SULLIVAN — Sumner Memorial High School Principal Marianne DeRaps, who helped raise Sumner from what was designated a failing school to one that is thriving, has resigned effective June 30, 2016.
DeRaps said the school, which she has directed since 2012, is now on a good trajectory and she is considering other opportunities in the educational realm.
“It’s not just the scores, it’s the way the school feels and the way the community is involved,” she said of Sumner’s improved status.
“All the conversations in the school are continually about how to help the students learn, what we can do for this one, what we can do for that one,” DeRaps said.
U.S. Sen. Susan Collins (R-Maine) recently spent an hour at Sumner congratulating the school on its Student Voice group, improved test scores and alternative Pathways program.

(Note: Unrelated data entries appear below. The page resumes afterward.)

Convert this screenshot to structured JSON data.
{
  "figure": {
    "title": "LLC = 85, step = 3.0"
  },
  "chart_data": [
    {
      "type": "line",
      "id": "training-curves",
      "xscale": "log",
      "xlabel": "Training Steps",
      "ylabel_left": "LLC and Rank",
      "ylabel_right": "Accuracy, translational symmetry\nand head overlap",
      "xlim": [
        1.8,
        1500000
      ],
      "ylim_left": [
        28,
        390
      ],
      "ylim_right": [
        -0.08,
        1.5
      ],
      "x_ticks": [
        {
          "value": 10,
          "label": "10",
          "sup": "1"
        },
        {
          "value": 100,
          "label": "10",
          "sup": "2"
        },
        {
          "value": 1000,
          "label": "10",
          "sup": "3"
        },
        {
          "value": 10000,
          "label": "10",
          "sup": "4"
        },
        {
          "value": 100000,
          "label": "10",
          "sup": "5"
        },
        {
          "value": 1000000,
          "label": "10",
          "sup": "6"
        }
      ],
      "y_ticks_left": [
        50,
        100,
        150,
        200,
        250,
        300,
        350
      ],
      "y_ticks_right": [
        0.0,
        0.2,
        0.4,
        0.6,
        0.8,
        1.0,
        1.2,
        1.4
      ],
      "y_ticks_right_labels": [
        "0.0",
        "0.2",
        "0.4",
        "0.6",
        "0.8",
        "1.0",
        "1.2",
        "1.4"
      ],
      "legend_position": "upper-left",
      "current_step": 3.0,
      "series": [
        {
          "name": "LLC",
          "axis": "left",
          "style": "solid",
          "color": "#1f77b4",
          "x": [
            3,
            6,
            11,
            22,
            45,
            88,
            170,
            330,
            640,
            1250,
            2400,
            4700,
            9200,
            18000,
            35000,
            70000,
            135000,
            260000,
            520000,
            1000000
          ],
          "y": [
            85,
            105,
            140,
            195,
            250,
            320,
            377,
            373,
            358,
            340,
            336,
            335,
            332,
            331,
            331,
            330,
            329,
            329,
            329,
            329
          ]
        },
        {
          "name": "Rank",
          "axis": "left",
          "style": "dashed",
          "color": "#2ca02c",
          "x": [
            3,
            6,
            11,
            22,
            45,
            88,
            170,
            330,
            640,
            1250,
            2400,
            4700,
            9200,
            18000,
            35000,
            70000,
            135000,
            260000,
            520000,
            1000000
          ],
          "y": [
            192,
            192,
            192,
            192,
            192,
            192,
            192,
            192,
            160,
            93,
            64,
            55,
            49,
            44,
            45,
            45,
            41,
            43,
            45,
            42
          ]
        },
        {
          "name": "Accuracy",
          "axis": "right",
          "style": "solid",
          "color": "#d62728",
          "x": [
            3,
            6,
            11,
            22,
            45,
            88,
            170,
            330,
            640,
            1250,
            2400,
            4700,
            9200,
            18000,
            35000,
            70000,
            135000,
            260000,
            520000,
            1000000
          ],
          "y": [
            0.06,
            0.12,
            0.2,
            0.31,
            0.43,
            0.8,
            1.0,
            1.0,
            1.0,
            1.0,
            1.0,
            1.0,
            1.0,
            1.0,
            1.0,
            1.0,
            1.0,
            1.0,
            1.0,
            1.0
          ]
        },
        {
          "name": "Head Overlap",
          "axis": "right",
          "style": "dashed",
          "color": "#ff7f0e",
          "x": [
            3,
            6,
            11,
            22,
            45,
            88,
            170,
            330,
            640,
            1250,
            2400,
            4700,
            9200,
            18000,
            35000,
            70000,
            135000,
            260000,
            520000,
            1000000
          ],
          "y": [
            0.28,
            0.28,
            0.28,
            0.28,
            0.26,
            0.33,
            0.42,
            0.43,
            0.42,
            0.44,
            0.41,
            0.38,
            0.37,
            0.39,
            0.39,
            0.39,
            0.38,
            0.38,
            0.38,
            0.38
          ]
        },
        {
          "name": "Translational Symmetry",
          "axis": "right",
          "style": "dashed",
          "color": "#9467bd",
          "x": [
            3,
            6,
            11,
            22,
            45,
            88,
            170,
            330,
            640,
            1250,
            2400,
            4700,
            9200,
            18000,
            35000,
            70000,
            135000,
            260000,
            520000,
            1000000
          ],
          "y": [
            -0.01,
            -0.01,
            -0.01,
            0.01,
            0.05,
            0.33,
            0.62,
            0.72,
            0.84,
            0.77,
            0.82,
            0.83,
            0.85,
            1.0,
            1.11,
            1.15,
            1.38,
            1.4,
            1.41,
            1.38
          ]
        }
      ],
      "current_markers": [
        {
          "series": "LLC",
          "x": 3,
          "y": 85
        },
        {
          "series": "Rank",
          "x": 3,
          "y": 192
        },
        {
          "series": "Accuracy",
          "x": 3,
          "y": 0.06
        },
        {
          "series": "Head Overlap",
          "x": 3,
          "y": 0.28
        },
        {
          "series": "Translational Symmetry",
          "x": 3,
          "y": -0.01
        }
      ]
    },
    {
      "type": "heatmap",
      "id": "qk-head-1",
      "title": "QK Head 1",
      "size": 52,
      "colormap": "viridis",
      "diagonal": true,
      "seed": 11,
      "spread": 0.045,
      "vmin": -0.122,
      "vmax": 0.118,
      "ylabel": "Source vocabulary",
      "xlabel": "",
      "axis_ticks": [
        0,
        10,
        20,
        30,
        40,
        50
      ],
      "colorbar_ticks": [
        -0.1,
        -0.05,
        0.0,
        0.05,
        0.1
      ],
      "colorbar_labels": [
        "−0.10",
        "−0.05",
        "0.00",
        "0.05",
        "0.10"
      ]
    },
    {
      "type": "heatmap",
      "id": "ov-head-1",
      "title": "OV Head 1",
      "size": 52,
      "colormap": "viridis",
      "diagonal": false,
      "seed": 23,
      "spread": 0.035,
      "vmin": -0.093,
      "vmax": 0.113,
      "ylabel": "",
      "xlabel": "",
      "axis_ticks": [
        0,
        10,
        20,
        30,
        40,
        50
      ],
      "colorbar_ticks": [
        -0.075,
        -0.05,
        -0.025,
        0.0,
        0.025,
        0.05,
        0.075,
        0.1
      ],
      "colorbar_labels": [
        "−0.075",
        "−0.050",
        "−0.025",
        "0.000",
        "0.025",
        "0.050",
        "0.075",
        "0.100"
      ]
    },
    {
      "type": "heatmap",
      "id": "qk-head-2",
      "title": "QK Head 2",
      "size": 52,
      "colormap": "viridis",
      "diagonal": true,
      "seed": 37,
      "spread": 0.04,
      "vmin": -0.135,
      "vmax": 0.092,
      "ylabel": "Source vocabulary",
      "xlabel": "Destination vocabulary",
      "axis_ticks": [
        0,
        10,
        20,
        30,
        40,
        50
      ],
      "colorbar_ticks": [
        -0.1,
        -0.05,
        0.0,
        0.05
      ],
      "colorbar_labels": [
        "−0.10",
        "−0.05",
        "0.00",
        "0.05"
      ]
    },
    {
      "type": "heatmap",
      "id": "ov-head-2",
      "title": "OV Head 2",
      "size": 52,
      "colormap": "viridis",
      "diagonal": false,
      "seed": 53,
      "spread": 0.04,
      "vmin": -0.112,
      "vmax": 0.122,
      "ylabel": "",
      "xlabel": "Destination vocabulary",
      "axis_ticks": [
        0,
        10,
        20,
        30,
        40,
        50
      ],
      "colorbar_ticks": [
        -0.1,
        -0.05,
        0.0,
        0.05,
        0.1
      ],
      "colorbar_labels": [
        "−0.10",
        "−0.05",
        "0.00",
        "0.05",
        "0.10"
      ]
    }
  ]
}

Regional School Unit 24 (RSU 24) Superintendent Michael Eastman said he and the RSU board had accepted DeRaps’ resignation.
“I look forward to working with her throughout the remainder of the school year and wish her nothing but the best for the future,” Eastman said.
The job has been posted on www.servingschools.com.
DeRaps said many of the committees and events within the school are now self-sustaining, such as Pam Harmon Day, named in honor of a popular art teacher who passed away in 2011.
The full day features a variety of arts workshops and other programs with much involvement by area communities.
DeRaps said the decision was difficult because both she and her husband have longstanding ties to the community.
“It’s been sad and it’s been emotional,” she said. “I really do love the school.”
“I have been overwhelmed and humbled with the support and concern about my leaving,” DeRaps said.
She said when she arrived at Sumner in 2012 she interviewed every staff member to assess what they believed was important.
The educators looked at student scores, data and classroom instruction and discussed instructional strategies.
“We created a schedule to give teachers time to collaborate,” DeRaps said. “It’s hard to make a school better without that.”
Principals today, she said, are not just managers but instructional leaders. The only way to do both, she said, is to empower staff.
On Monday, Jan. 25, she was talking to sophomores and juniors about their PSAT scores, which are considered a predictor of how well students will do on their SATs as juniors.
“We talked about becoming apathetic and not having a good attitude about your education, no matter what you want to do,” DeRaps said. “We talked about the school’s reputation. We’re all loving the reputation that we’re gaining and we don’t want to slide backward.”